Глубокая ночь, спать хочется смертельно. Но в караулке спят единицы, каждый занят своим делом: кто учит устав, кто чистит оружие, кто моет полы. В уставе караульной службы сказано, что, отстояв на часах сто двадцать минут, боец, вернувшийся в караулку, должен два часа посвятить самосовершенствованию, а следующие два отдыхать — спать, грубо говоря. Но не тут-то было: даже если вы могли воспроизвести вслух все статьи караульного устава (подменять слова нельзя), то начальнику караула или его заму вдруг ударяла в голову моча, или попадала под хвост шлея, или ему необходимо было разогнать сон. Он командовал: «Пожар в караульном помещении!» Сие означало, что все, в том числе и немногие спящие счастливчики, прикорнувшие на жалкие 5-10 минут, должны были как ошалелые бежать за песком к пожарному стенду, нещадно засыпать доведенные недавно до блеска полы, заливать все водой и, таким образом разведя немыслимое свинство, начинать уборку заново. И тогда тот, кому пора было на пост, считал, что ему повезло, — несмотря на то, что поспать не удалось, не все так плохо в жизни. Из комнаты отдыха доносится храп немногих счастливцев, допущенных ко сну.
Первые дни полны курьезов. Шолом, огромный сероглазый еврей из Баку, мастер спорта по боксу, сломался в первую же ночь. Он стоял на посту у знамени полка. Разводящий застал его спящим, прямо на полу, на красном половичке. На построении роты командир вывел его из строя и торжественно пообещал сгноить в карауле. Но судьба распорядилась иначе: через какое-то время начальство узнало о том, что в учебке прозябает действующий спортсмен, и Шолома быстро перевели в спорт-роту в Тбилиси, защищать честь Закавказкого военного округа. Этот пост был хорош тем, что находился в помещении, караульный не мерз, стоял в тепле, но там нельзя было двигаться — как у мавзолея Ленина, поэтому солдат по фамилии Лапиков наделал прямо в штаны.
Другой солдат, дагестанец Атциев, поступил иначе. Он, находясь на посту в автопарке, воткнул автомат штыком в землю и скинул штаны. В этой позе его застукал начальник штаба.

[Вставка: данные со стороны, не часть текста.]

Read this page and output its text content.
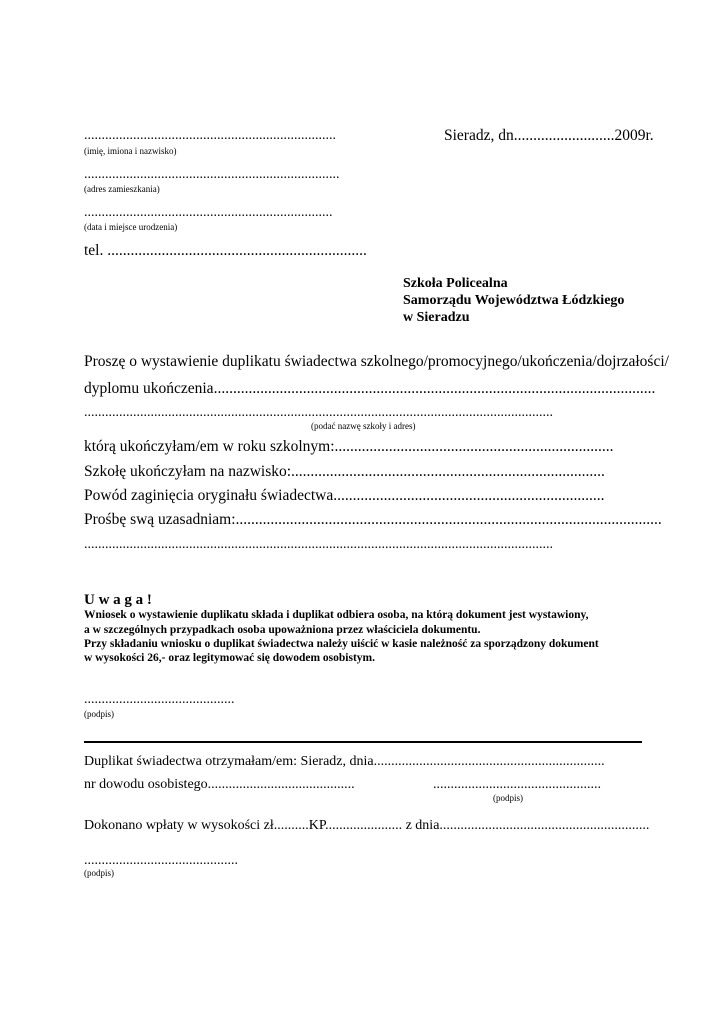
........................................................................
(imię, imiona i nazwisko)
Sieradz, dn..........................2009r.
.........................................................................
(adres zamieszkania)
.......................................................................
(data i miejsce urodzenia)
tel. ...................................................................
Szkoła Policealna
Samorządu Województwa Łódzkiego
w Sieradzu
Proszę o wystawienie duplikatu świadectwa szkolnego/promocyjnego/ukończenia/dojrzałości/
dyplomu ukończenia..................................................................................................................
......................................................................................................................................
(podać nazwę szkoły i adres)
którą ukończyłam/em w roku szkolnym:........................................................................
Szkołę ukończyłam na nazwisko:.................................................................................
Powód zaginięcia oryginału świadectwa......................................................................
Prośbę swą uzasadniam:..............................................................................................................
......................................................................................................................................
U w a g a !
Wniosek o wystawienie duplikatu składa i duplikat odbiera osoba, na którą dokument jest wystawiony,
a w szczególnych przypadkach osoba upoważniona przez właściciela dokumentu.
Przy składaniu wniosku o duplikat świadectwa należy uiścić w kasie należność za sporządzony dokument
w wysokości 26,- oraz legitymować się dowodem osobistym.
...........................................
(podpis)
Duplikat świadectwa otrzymałam/em: Sieradz, dnia..................................................................
nr dowodu osobistego..........................................	................................................
(podpis)
Dokonano wpłaty w wysokości zł..........KP...................... z dnia............................................................
............................................
(podpis)
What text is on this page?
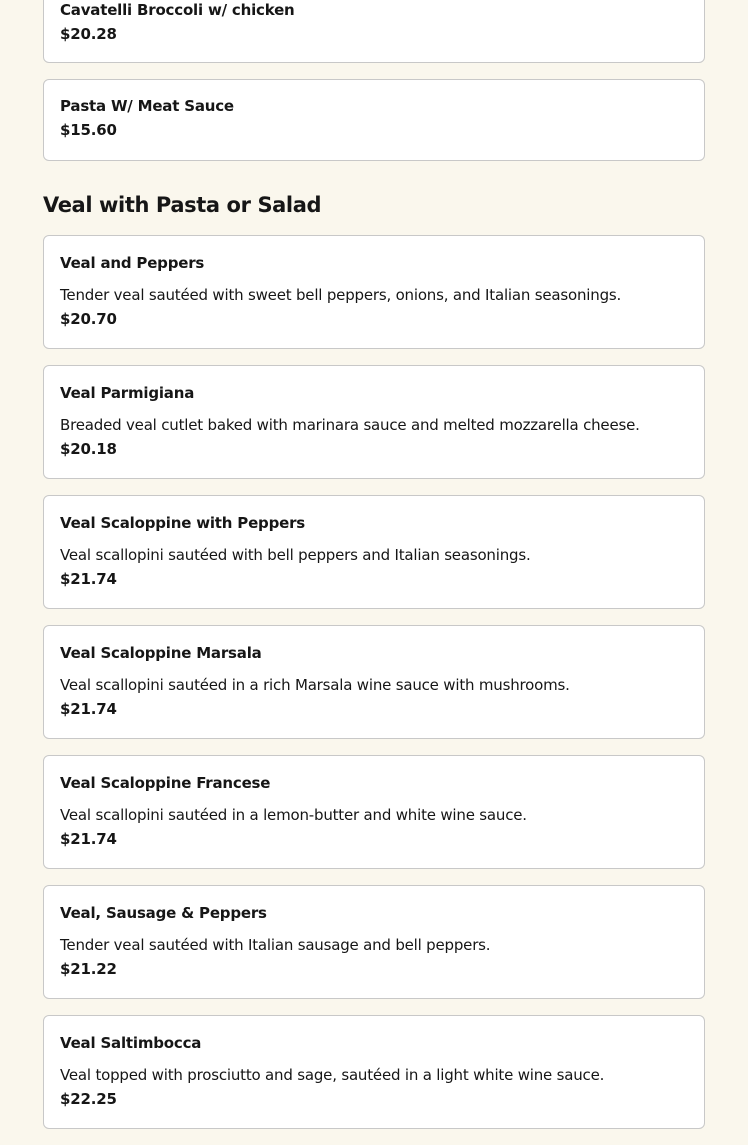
Cavatelli Broccoli w/ chicken
$20.28
Pasta W/ Meat Sauce
$15.60
Veal with Pasta or Salad
Veal and Peppers
Tender veal sautéed with sweet bell peppers, onions, and Italian seasonings.
$20.70
Veal Parmigiana
Breaded veal cutlet baked with marinara sauce and melted mozzarella cheese.
$20.18
Veal Scaloppine with Peppers
Veal scallopini sautéed with bell peppers and Italian seasonings.
$21.74
Veal Scaloppine Marsala
Veal scallopini sautéed in a rich Marsala wine sauce with mushrooms.
$21.74
Veal Scaloppine Francese
Veal scallopini sautéed in a lemon-butter and white wine sauce.
$21.74
Veal, Sausage & Peppers
Tender veal sautéed with Italian sausage and bell peppers.
$21.22
Veal Saltimbocca
Veal topped with prosciutto and sage, sautéed in a light white wine sauce.
$22.25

Кстати, к обоим этим случаям начальство отнеслось снисходительно.
Чаще всего Исламу приходилось стоять на посту № 4. Там находилась спецтехника. Через дорогу, в пятидесяти метрах, была расположена пекарня. Запах свежеиспеченного хлеба и на сытого человека действует определенным образом, но влияние его на полуголодного солдата было вовсе одуряющим — иначе говоря, пытка совершалась и голодом, и холодом.

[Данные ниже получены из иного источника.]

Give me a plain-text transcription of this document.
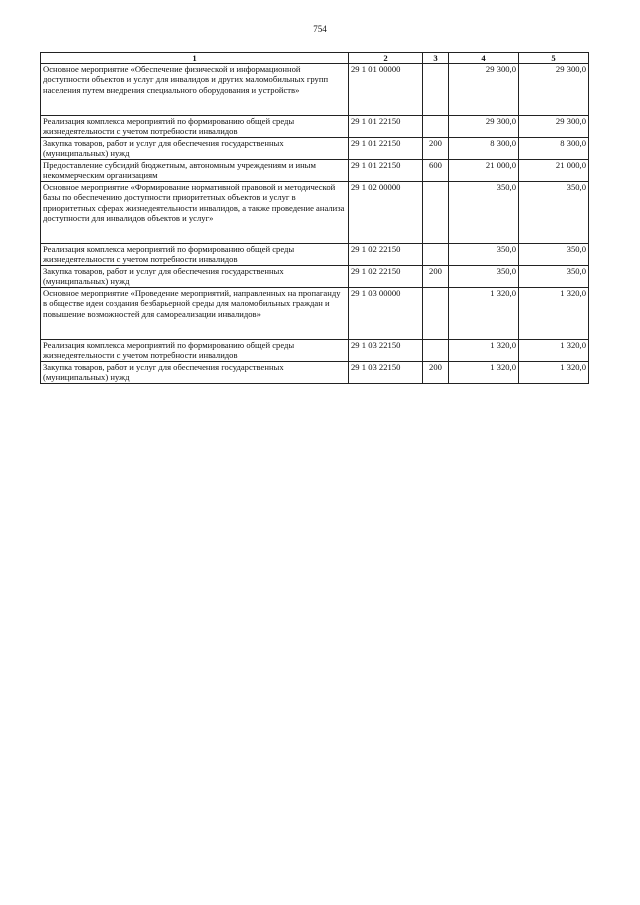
754
1	2	3	4	5
Основное мероприятие «Обеспечение физической и информационной доступности объектов и услуг для инвалидов и других маломобильных групп населения путем внедрения специального оборудования и устройств»	29 1 01 00000		29 300,0	29 300,0
Реализация комплекса мероприятий по формированию общей среды жизнедеятельности с учетом потребности инвалидов	29 1 01 22150		29 300,0	29 300,0
Закупка товаров, работ и услуг для обеспечения государственных (муниципальных) нужд	29 1 01 22150	200	8 300,0	8 300,0
Предоставление субсидий бюджетным, автономным учреждениям и иным некоммерческим организациям	29 1 01 22150	600	21 000,0	21 000,0
Основное мероприятие «Формирование нормативной правовой и методической базы по обеспечению доступности приоритетных объектов и услуг в приоритетных сферах жизнедеятельности инвалидов, а также проведение анализа доступности для инвалидов объектов и услуг»	29 1 02 00000		350,0	350,0
Реализация комплекса мероприятий по формированию общей среды жизнедеятельности с учетом потребности инвалидов	29 1 02 22150		350,0	350,0
Закупка товаров, работ и услуг для обеспечения государственных (муниципальных) нужд	29 1 02 22150	200	350,0	350,0
Основное мероприятие «Проведение мероприятий, направленных на пропаганду в обществе идеи создания безбарьерной среды для маломобильных граждан и повышение возможностей для самореализации инвалидов»	29 1 03 00000		1 320,0	1 320,0
Реализация комплекса мероприятий по формированию общей среды жизнедеятельности с учетом потребности инвалидов	29 1 03 22150		1 320,0	1 320,0
Закупка товаров, работ и услуг для обеспечения государственных (муниципальных) нужд	29 1 03 22150	200	1 320,0	1 320,0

Тем не менее, на этом посту произошел случай, о котором Ислам всегда вспоминал с улыбкой благодарности. К территории примыкал забор частного двухэтажного дома. Дело было ранней весной, как-то дежурство Ислама пришлось на праздник Пасхи. Грузины ее шумно отмечали: допоздна в окнах горел свет, слышен был смех, шумные голоса. Шел мелкий дождь, и Ислам, нахохлившийся, продрогший, стоял под деревянным навесом, предаваясь воспоминаниям о былых днях.
В доме хлопнула дверь, на освещенной открытой веранде показалась девушка. Через некоторое время вернулась в дом, бросив взгляд на Ислама. В свете фонаря, висевшего на телеграфном столбе, его фигура была хорошо видна сверху. Минут через десять она вновь появилась, накинув на голову дождевик, спустилась вниз и приблизилась к изгороди. В руках у нее был какой-то сверток. «Солдат, — позвала она, — модияк[30]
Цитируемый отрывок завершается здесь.